The UN estimates that 1.5 million Somalis are now in need of emergency aid. The number of people displaced by fighting this year is roughly 450,000 bringing the total number of displaced persons in Somalia up to 850,000.

Paul Smith-Lomas of Oxfam said aid agencies were “extremely concerned that a humanitarian catastrophe is unfolding and agencies are unable to get safe access to tens of thousands of people fleeing Mogadishu.” In an unprecedented statement, 39 aid agencies recently reported that they could not respond effectively to Somalia’s unfolding crisis due to insecurity.

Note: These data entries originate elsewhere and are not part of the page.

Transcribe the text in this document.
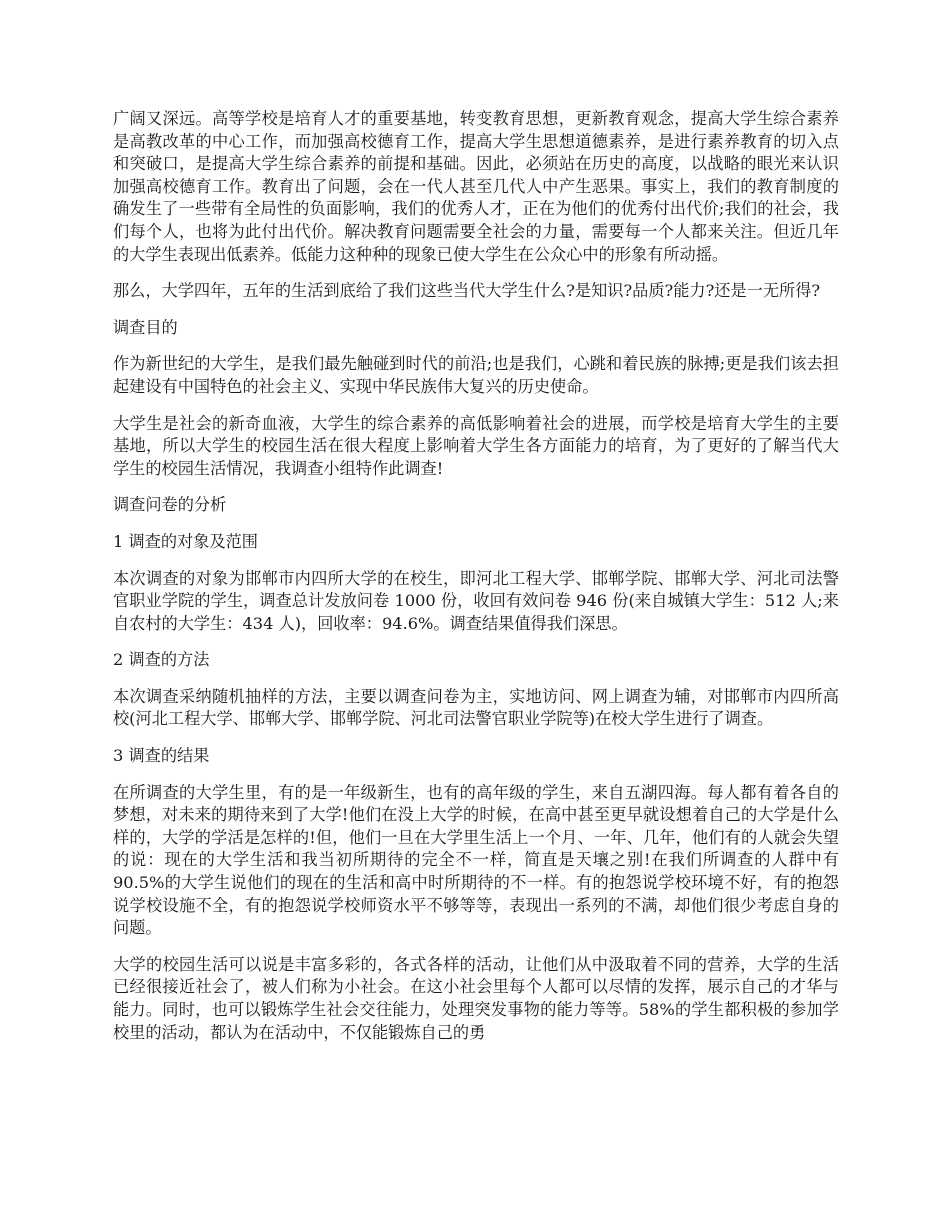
广阔又深远。高等学校是培育人才的重要基地，转变教育思想，更新教育观念，提高大学生综合素养是高教改革的中心工作，而加强高校德育工作，提高大学生思想道德素养，是进行素养教育的切入点和突破口，是提高大学生综合素养的前提和基础。因此，必须站在历史的高度，以战略的眼光来认识加强高校德育工作。教育出了问题，会在一代人甚至几代人中产生恶果。事实上，我们的教育制度的确发生了一些带有全局性的负面影响，我们的优秀人才，正在为他们的优秀付出代价;我们的社会，我们每个人，也将为此付出代价。解决教育问题需要全社会的力量，需要每一个人都来关注。但近几年的大学生表现出低素养。低能力这种种的现象已使大学生在公众心中的形象有所动摇。

那么，大学四年，五年的生活到底给了我们这些当代大学生什么?是知识?品质?能力?还是一无所得?

调查目的

作为新世纪的大学生，是我们最先触碰到时代的前沿;也是我们，心跳和着民族的脉搏;更是我们该去担起建设有中国特色的社会主义、实现中华民族伟大复兴的历史使命。

大学生是社会的新奇血液，大学生的综合素养的高低影响着社会的进展，而学校是培育大学生的主要基地，所以大学生的校园生活在很大程度上影响着大学生各方面能力的培育，为了更好的了解当代大学生的校园生活情况，我调查小组特作此调查!

调查问卷的分析

1 调查的对象及范围

本次调查的对象为邯郸市内四所大学的在校生，即河北工程大学、邯郸学院、邯郸大学、河北司法警官职业学院的学生，调查总计发放问卷 1000 份，收回有效问卷 946 份(来自城镇大学生：512 人;来自农村的大学生：434 人)，回收率：94.6%。调查结果值得我们深思。

2 调查的方法

本次调查采纳随机抽样的方法，主要以调查问卷为主，实地访问、网上调查为辅，对邯郸市内四所高校(河北工程大学、邯郸大学、邯郸学院、河北司法警官职业学院等)在校大学生进行了调查。

3 调查的结果

在所调查的大学生里，有的是一年级新生，也有的高年级的学生，来自五湖四海。每人都有着各自的梦想，对未来的期待来到了大学!他们在没上大学的时候，在高中甚至更早就设想着自己的大学是什么样的，大学的学活是怎样的!但，他们一旦在大学里生活上一个月、一年、几年，他们有的人就会失望的说：现在的大学生活和我当初所期待的完全不一样，简直是天壤之别!在我们所调查的人群中有 90.5%的大学生说他们的现在的生活和高中时所期待的不一样。有的抱怨说学校环境不好，有的抱怨说学校设施不全，有的抱怨说学校师资水平不够等等，表现出一系列的不满，却他们很少考虑自身的问题。

大学的校园生活可以说是丰富多彩的，各式各样的活动，让他们从中汲取着不同的营养，大学的生活已经很接近社会了，被人们称为小社会。在这小社会里每个人都可以尽情的发挥，展示自己的才华与能力。同时，也可以锻炼学生社会交往能力，处理突发事物的能力等等。58%的学生都积极的参加学校里的活动，都认为在活动中，不仅能锻炼自己的勇
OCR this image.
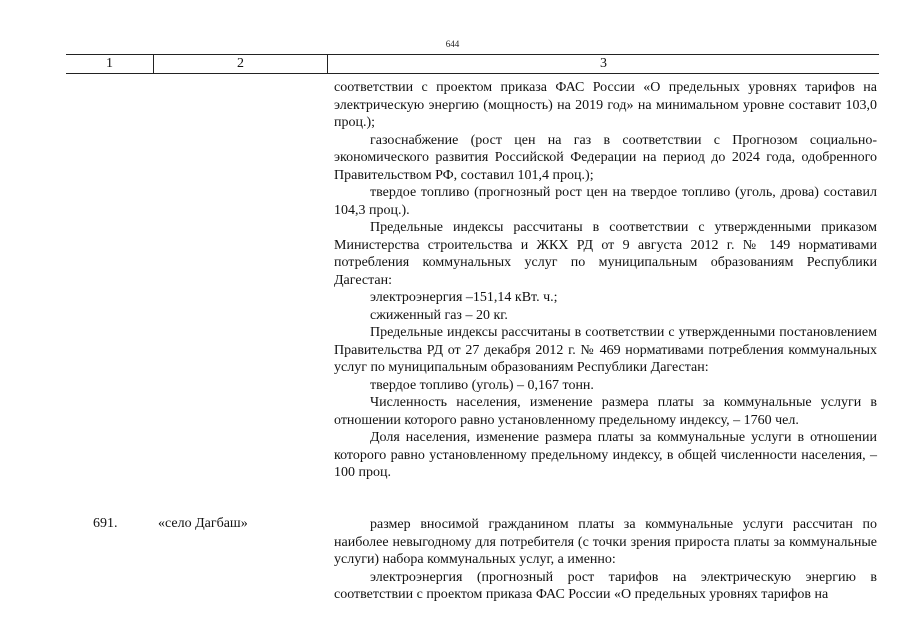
644
1	2	3

соответствии с проектом приказа ФАС России «О предельных уровнях тарифов на электрическую энергию (мощность) на 2019 год» на минимальном уровне составит 103,0 проц.);

газоснабжение (рост цен на газ в соответствии с Прогнозом социально-экономического развития Российской Федерации на период до 2024 года, одобренного Правительством РФ, составил 101,4 проц.);

твердое топливо (прогнозный рост цен на твердое топливо (уголь, дрова) составил 104,3 проц.).

Предельные индексы рассчитаны в соответствии с утвержденными приказом Министерства строительства и ЖКХ РД от 9 августа 2012 г. № 149 нормативами потребления коммунальных услуг по муниципальным образованиям Республики Дагестан:

электроэнергия –151,14 кВт. ч.;

сжиженный газ – 20 кг.

Предельные индексы рассчитаны в соответствии с утвержденными постановлением Правительства РД от 27 декабря 2012 г. № 469 нормативами потребления коммунальных услуг по муниципальным образованиям Республики Дагестан:

твердое топливо (уголь) – 0,167 тонн.

Численность населения, изменение размера платы за коммунальные услуги в отношении которого равно установленному предельному индексу, – 1760 чел.

Доля населения, изменение размера платы за коммунальные услуги в отношении которого равно установленному предельному индексу, в общей численности населения, – 100 проц.

691.	«село Дагбаш»	размер вносимой гражданином платы за коммунальные услуги рассчитан по наиболее невыгодному для потребителя (с точки зрения прироста платы за коммунальные услуги) набора коммунальных услуг, а именно:

электроэнергия (прогнозный рост тарифов на электрическую энергию в соответствии с проектом приказа ФАС России «О предельных уровнях тарифов на
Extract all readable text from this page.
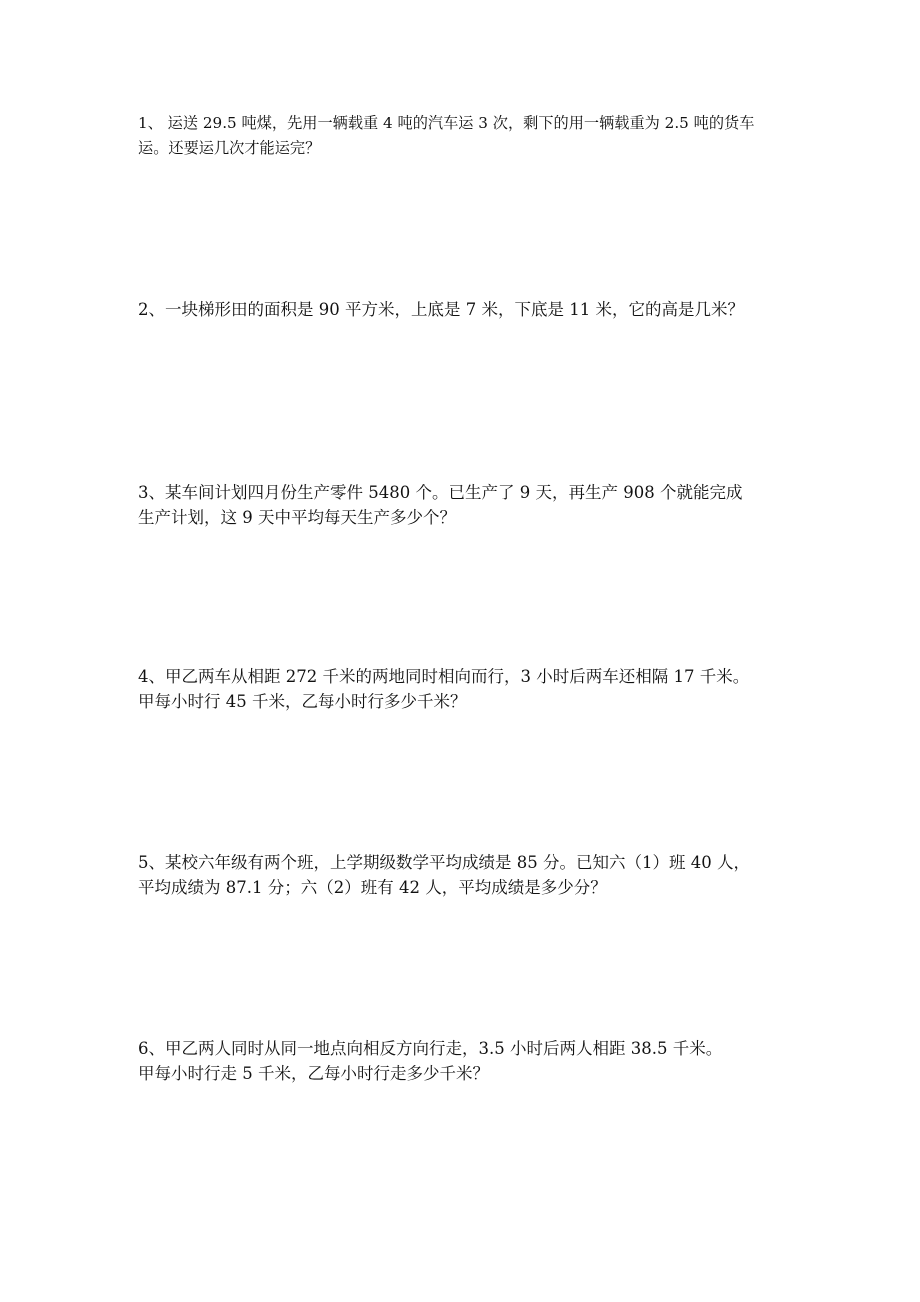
1、 运送 29.5 吨煤，先用一辆载重 4 吨的汽车运 3 次，剩下的用一辆载重为 2.5 吨的货车
运。还要运几次才能运完？

2、一块梯形田的面积是 90 平方米，上底是 7 米，下底是 11 米，它的高是几米？

3、某车间计划四月份生产零件 5480 个。已生产了 9 天，再生产 908 个就能完成
生产计划，这 9 天中平均每天生产多少个？

4、甲乙两车从相距 272 千米的两地同时相向而行，3 小时后两车还相隔 17 千米。
甲每小时行 45 千米，乙每小时行多少千米？

5、某校六年级有两个班，上学期级数学平均成绩是 85 分。已知六（1）班 40 人，
平均成绩为 87.1 分；六（2）班有 42 人，平均成绩是多少分？

6、甲乙两人同时从同一地点向相反方向行走，3.5 小时后两人相距 38.5 千米。
甲每小时行走 5 千米，乙每小时行走多少千米？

War between Ethiopia and Eritrea

There are clear signs of a possible re-emergence of the war between Ethiopia and Eritrea which took place between 1998 and 2000, resulting in the death of tens of thousands. The International Crisis Group (ICG) has pointed to the fact that a huge military build up by both sides has taken place along the disputed border between the two countries. Although the Brussels-based think-tank appeals to the US and UN to intervene and halt a war, it clearly recognises that the situation has moved on from the 1990s and that the US may well support its regional proxy Ethiopia this time. “Ethiopia has played its hand skilfully, it states. “It has used its position as the major power in the region to win US toleration of its intransigence”.

The ICG suggest that Ethiopia would attempt to take over Asmara and the key port of Assab in its much smaller neighbour: “It would not be surprising if Addis Ababa believes an effort in the near future to stage a coup in Asmara, and use force against an Eritrean government that has few friends, would also be tolerated in Washington.”